TALLAHASSEE, Fla. (WTXL) — Welding is just one of the many in demand jobs right now across Florida.
To keep the economy booming in the future, the state needs to create 2 million more jobs by 2030, something the Department of Education is working to do with one local school right now.
A lot of those jobs are labor focused like welding, a field that someone can gets skills in quickly and at a lower cost. This can make a world of difference for someone who needs a job and can't afford a 4-year education.
DOE hopes to keep the economy moving forward by reducing stigma around technical career jobs, and by getting more people the skills they need to start working in the field in as short as 20 weeks for some programs.
"I was like oh my god this is such a good opportunity to make a career for myself," said Nicole George, who's working full-time as a welder after graduating from Lively Technical College in Tallahassee last month. This, after she finished FSU with a bachelor's degree during the pandemic and couldn't find a job.
"Couldn't really do much with my degree I was in theatre and like all of the theatres were shut down," added George.
Her classmate at Lively Tech, Jessica Brinson, went through the same thing, getting a bachelor's degree from FAMU during the pandemic but not being able to find a job. Now she's a full-time welder, too.
"Within two weeks of working at my job I literally made as much as I invested into my education," said Brinson.
"CTE is a great equalizer because what it can do is it can allow opportunities for people who have been maybe in undeserved populations the opportunity to have access," said Kevin O'Farrell, the Chancellor of Career Technical and Adult Education (CTE) at the Florida Department of Education (FDOE).
He said to help meet the growing need to fill labor jobs in the state, DOE is teaming up with local schools like Lively to show young adults there are shorter, more affordable programs that lead to a high paying career whether it's welding, construction, or agriculture which helps drive the economy forward.
"They're really building the infrastructure and backbone of our society."

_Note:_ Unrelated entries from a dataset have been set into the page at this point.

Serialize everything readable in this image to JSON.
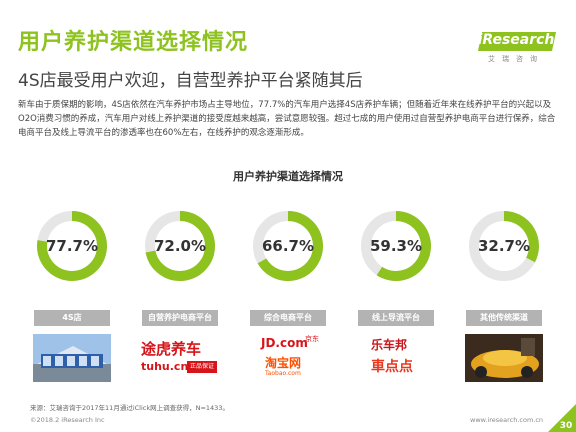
{
  "header": {
    "title": "用户养护渠道选择情况",
    "logo_text": "iResearch",
    "logo_cn": "艾瑞咨询"
  },
  "subtitle": "4S店最受用户欢迎，自营型养护平台紧随其后",
  "description": "新车由于质保期的影响，4S店依然在汽车养护市场占主导地位，77.7%的汽车用户选择4S店养护车辆；但随着近年来在线养护平台的兴起以及O2O消费习惯的养成，汽车用户对线上养护渠道的接受度越来越高，尝试意愿较强。超过七成的用户使用过自营型养护电商平台进行保养，综合电商平台及线上导流平台的渗透率也在60%左右，在线养护的观念逐渐形成。",
  "chart_data": {
    "type": "donut",
    "title": "用户养护渠道选择情况",
    "categories": [
      "4S店",
      "自营养护电商平台",
      "综合电商平台",
      "线上导流平台",
      "其他传统渠道"
    ],
    "values": [
      77.7,
      72.0,
      66.7,
      59.3,
      32.7
    ],
    "value_labels": [
      "77.7%",
      "72.0%",
      "66.7%",
      "59.3%",
      "32.7%"
    ],
    "unit": "%",
    "max": 100
  },
  "brand_logos": {
    "tuhu_main": "途虎养车",
    "tuhu_sub": "tuhu.cn",
    "tuhu_badge": "正品保证",
    "jd": "JD.com",
    "jd_cn": "京东",
    "taobao": "淘宝网",
    "taobao_en": "Taobao.com",
    "lechebang": "乐车邦",
    "chediandian": "車点点"
  },
  "footer": {
    "source": "来源：艾瑞咨询于2017年11月通过iClick网上调查获得，N=1433。",
    "copyright": "©2018.2 iResearch Inc",
    "url": "www.iresearch.com.cn",
    "page": "30"
  },
  "colors": {
    "accent": "#8dc21f",
    "track": "#e6e6e6",
    "label_bg": "#b3b3b3"
  }
}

Jessica and Nicole both used the City of Tallahassee's TEMPO scholarship program to help pay for their welding certifications at Lively. Something Brinson said as a woman has a huge impact on her life. "You want to look pretty, I want to look pretty so I try to make everything look nice I try to do my due diligence in everything that I do. I mean you do get burned you do drop heavy things, things happen, but when you have a lot of care and you love what you do those things are very small," said Brinson.
I asked Nicole if other young women should get involved in a tough but rewarding career like this. She responded, "please do it because there is a support system and everyone is so nice to you."
FDOE has two resources online called Get There and Future of Work Florida that can connect students and parents to local schools and programs to help meet the needs of the growing job market in the state. It also opens the door to help eliminate stigma around labor jobs by showing people there are more affordable ways to get a high value career.